Bankman-Fried supported a bill introduced by Senate Agriculture Chairwoman Debbie Stabenow, D-Mich., and co-sponsored by ranking member John Boozman, R-Ark., that would allow the CFTC oversight of spot markets for cryptocurrencies deemed commodities, including bitcoin and ether. The legislation’s sponsors have rejected the characterization of it as Bankman-Fried’s bill.
“My fear is that we will view Sam Bankman-Fried as just one big snake in a crypto Garden of Eden and the fact is, crypto is a garden of snakes,” Sherman said.

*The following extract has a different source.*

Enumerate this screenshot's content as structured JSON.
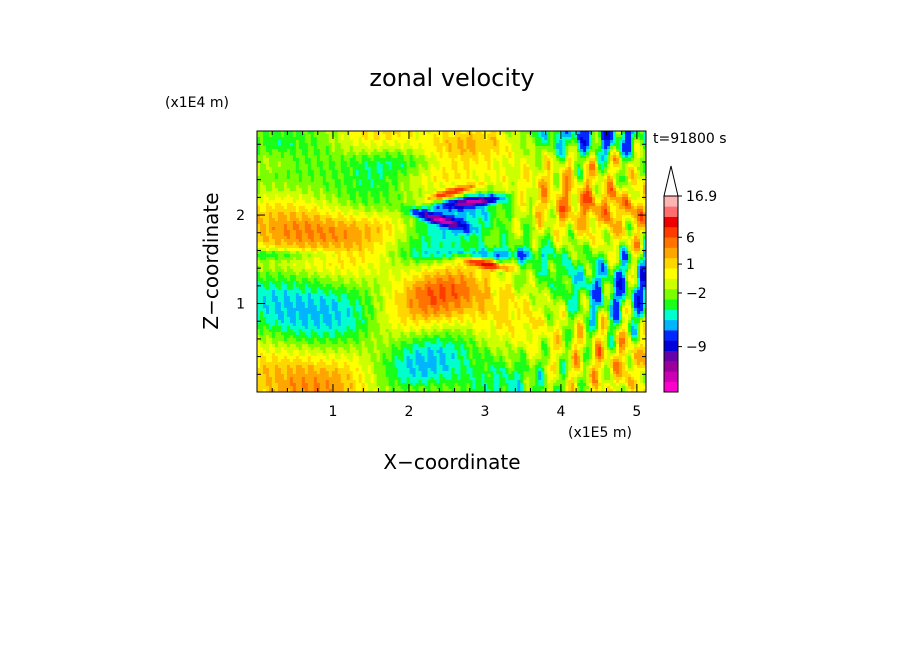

Republicans and some Democrats sought to place blame on the SEC for missing the signs of FTX’s alleged fraud. The trading platform largely operated outside of the country, but raised $1.1 billion from U.S. investors, according to charges filed by the SEC.
“We know SEC Chair [Gary] Gensler’s regulation-by-enforcement-only approach is not going to stop bad actors,” Rep. Patrick T. McHenry, R-N.C., said. “Next year, I look forward to hearing from Mr. Gensler early and often on how we can provide clarity on the application of our securities laws to trading platforms — which he has failed to do.”
McHenry, the committee’s ranking member, is expected to take over as chairman next Congress. The committee will work toward a “legislative outcome” to prevent another FTX collapse, he said.
Rep. Josh Gottheimer, D-N.J., also blamed the SEC.
“SEC Chairman Gensler has repeatedly claimed that most cryptocurrencies are covered by existing securities. Despite that, the SEC has not proposed a single rule to create guardrails for digital assets and has done a haphazard job of overseeing the space,” he said. “They failed to do their job and failed to protect consumers. It’s time for the SEC to step up and do its job or another regulator should take the lead.”